“La estoy haciendo para entretenerme. Como estoy jubilado, no tengo nada que hacer”, explica Fernando García, mientras despeja una mesa en el amplio departamento que ocupa en pleno centro de Santiago. Lo que saca son sus materiales, papeles y lápices, y lo que hace para entretenerse es lo que ha hecho prácticamente toda su vida: crear música.
Específicamente, lo que estaba escribiendo en esta tarde nublada, con dos perros salchicha como únicos testigos, es una obra para chelo, la número 429 de su catálogo. A veces le encargan composiciones, pero en otras ocasiones, como ahora, la motivación es distinta: “La estoy haciendo por deporte. No tenía nada que hacer mientras llegabas, entonces me puse a escribir música”, dice con naturalidad.
Con 87 años recién cumplidos, Fernando García Arancibia parece no haber cambiado tanto a lo largo del tiempo. Nieto de un médico y chelista, criado en una casa frecuentada por compositores y músicos del Conservatorio Nacional, su primera elección profesional fue la medicina, pero al segundo año la abandonó luego de reprobar el examen de anatomía. “Soné como tarro”, dice ahora entre carcajadas, en una actitud contraria a la foto que ilustra esta entrevista y permanente a lo largo de su conversación: reírse y, sobre todo, reírse de sí mismo, como un pésimo alumno, como un intérprete de escasa destreza y como un compositor de dudoso talento. Según él, claro.
La historia oficial, sin embargo, dice que ha ganado muchos premios, que sus obras se han tocado en América, en Europa y en Asia y que sus estudios de composición los hizo con personajes señeros de la música chilena: primero, seis años con Juan Orrego-Salas, y luego con Carlos Botto (1956-1957), Juan Allende-Blin (1957-1958) y Gustavo Becerra-Schmidt (1957-1960). Luego se formó como musicólogo, junto al investigador español Vicente Salas Viu (1964-1965), y fue tenor en el Coro de la Universidad de Chile (1960-1963). Antes, en 1958, se había integrado a la Orquesta Sinfónica de Profesores del Ministerio de Educación, a la que llegó para tocar el trombón, un instrumento que aprendió con Abraham “Tata” Rojas, por razones poco musicales: “Estudié trombón gracias al Partido Comunista”, asegura.

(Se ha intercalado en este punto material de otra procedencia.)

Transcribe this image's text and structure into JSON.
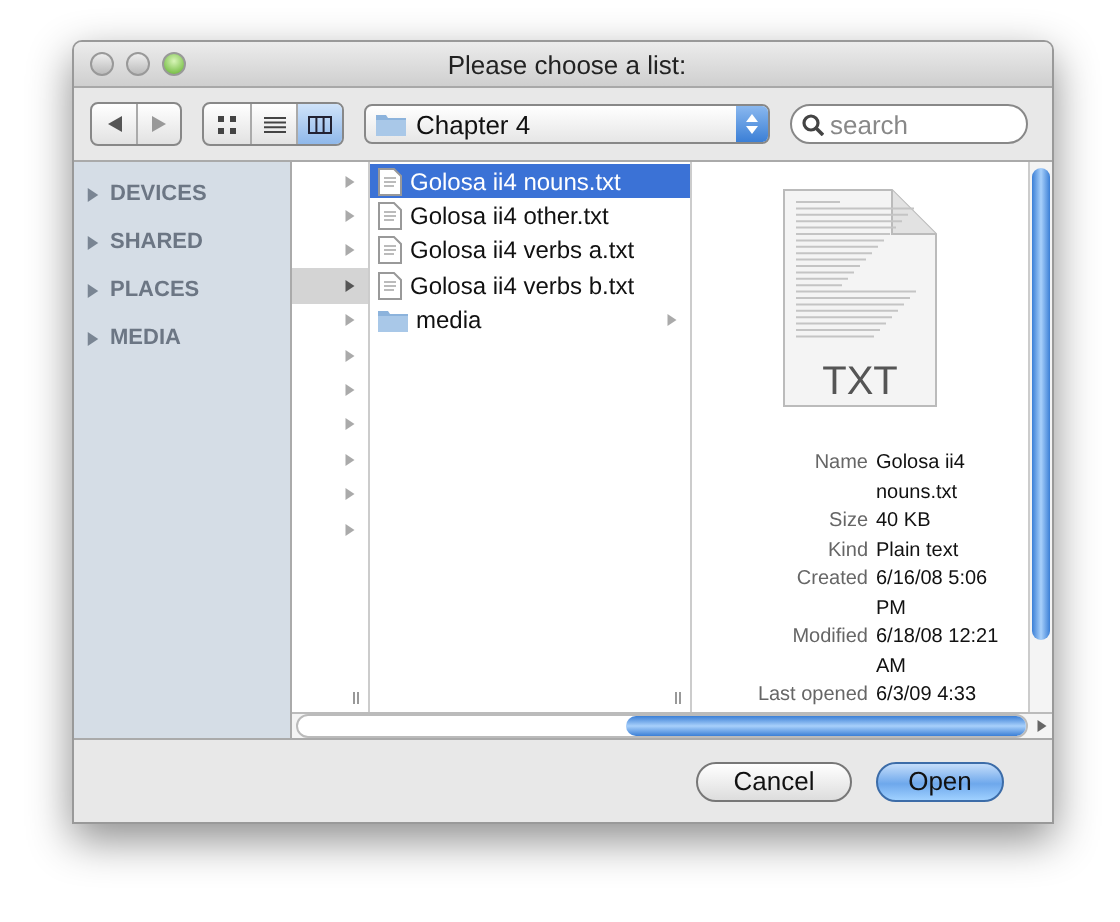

En pocas líneas, la cosa fue así: cayó en una reunión cuyo objetivo era incorporar a los músicos a la militancia de izquierda. “Como yo era el más joven, Abraham me dijo: Fernando, ándate a clases de trombón en el Conservatorio y organizas la Juventud Comunista. Estás matriculado, porque yo soy el profesor. En esa época no había que pagar ni una cuestión, así que ahí quedé, organizando la Juventud Comunista y tocando el trombón. Así empecé a militar”.
Esa es una de las cosas que se han mantenido inalterables en el tiempo, porque Fernando García es hoy militante activo del Partido Comunista. Otra constante en su biografía es el vínculo con la Universidad de Chile, donde ha ocupado diferentes cargos, como director del Departamento de Música y subdirector de la Revista Musical Chilena, con un paréntesis obligado de 17 años: entre 1973 y 1990 fue forzado al exilio en Perú y Cuba, pero nunca dejó de aumentar un catálogo de obras iniciado en 1952. Ahí destacan composiciones con textos de Neruda y Vicente Huidobro, además de piezas que dan cuenta de los días agitados del siglo XX: Canto a Margarita Naranjo (1964), La tierra combatiente (1965), Los héroes caídos hablan (1968) y ¡Cómo nacen las banderas! (1972), por ejemplo, además de Las raíces de la ira (1976), un tributo póstumo a su amigo Víctor Jara.
Con toda esa historia a cuestas, no obstante, Fernando García habla con absoluta sencillez. Quizás por eso trata a todo el mundo de “maestrísimo”. Bebiendo té, comiendo los últimos trozos de su torta de cumpleaños, cuando se le pregunta qué lo motiva a seguir componiendo, responde que simplemente es por entretención. “Bueno, es más que eso, pero si tú estudias música y, específicamente, composición, ¿qué otra cosa vas a hacer? Si eso es lo que sé hacer yo”.
Musicalmente, ¿cómo describiría estas obras más recientes?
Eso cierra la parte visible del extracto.